McLaren B, Song X, Mate E, Jardine C, Mabaso T, Mammen V, Lala S, Dangor Z, Verwey C
Department of Paediatrics and Child Health, Faculty of Health Sciences, University of the Witwatersrand, and Chris Hani Baragwanath Academic Hospital, Johannesburg, South Africa.
Afr J Thorac Crit Care Med. 2019 Sep 17;25(3). doi: 10.7196/SARJ.2019.v25i3.237. eCollection 2019.
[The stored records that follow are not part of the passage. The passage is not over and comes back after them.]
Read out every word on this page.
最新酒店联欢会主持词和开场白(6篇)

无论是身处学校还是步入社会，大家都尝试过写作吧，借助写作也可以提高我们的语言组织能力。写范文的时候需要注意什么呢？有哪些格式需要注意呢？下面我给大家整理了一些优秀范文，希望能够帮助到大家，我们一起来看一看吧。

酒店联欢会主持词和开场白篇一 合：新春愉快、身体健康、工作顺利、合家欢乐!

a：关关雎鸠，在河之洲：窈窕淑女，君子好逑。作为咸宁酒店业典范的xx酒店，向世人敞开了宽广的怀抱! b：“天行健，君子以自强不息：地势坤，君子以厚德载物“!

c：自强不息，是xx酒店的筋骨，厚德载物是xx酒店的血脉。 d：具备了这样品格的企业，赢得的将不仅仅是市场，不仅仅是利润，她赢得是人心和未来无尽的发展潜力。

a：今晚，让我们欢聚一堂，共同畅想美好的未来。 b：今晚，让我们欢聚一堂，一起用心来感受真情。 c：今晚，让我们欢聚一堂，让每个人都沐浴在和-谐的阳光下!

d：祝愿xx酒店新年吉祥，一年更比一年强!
Chylothorax is rare in children. Only a few cases of tuberculosis (TB)-associated chylothorax have been reported. We present a child on standard four-drug TB treatment who presented with wheezing and a chylothorax. Bronchoscopy showed caseating lymph nodes, and rifampicin-resistant TB was identified from the bronchoalveolar lavage specimen. There was marked clinical and radiological improvement 1 month after starting multidrug-resistant (MDR) TB treatment and steroids. The association of chylothorax and MDR-TB has not been described in children. MDR-TB should be considered in children who fail adherent, empirically started drug-susceptible TB treatment.
乳糜胸在儿童中较为罕见。仅有少数结核(TB)相关乳糜胸的病例报道。我们报告一名正在接受标准四联抗结核治疗的儿童,该患儿出现喘息和乳糜胸。支气管镜检查显示干酪样淋巴结,经支气管肺泡灌洗标本鉴定为耐利福平结核病。在开始耐多药(MDR)结核病治疗和使用类固醇药物1个月后,临床和影像学有显著改善。儿童乳糜胸与耐多药结核病的关联此前尚未见报道。对于依从性良好但经验性起始的药物敏感结核病治疗失败的儿童应考虑耐多药结核病。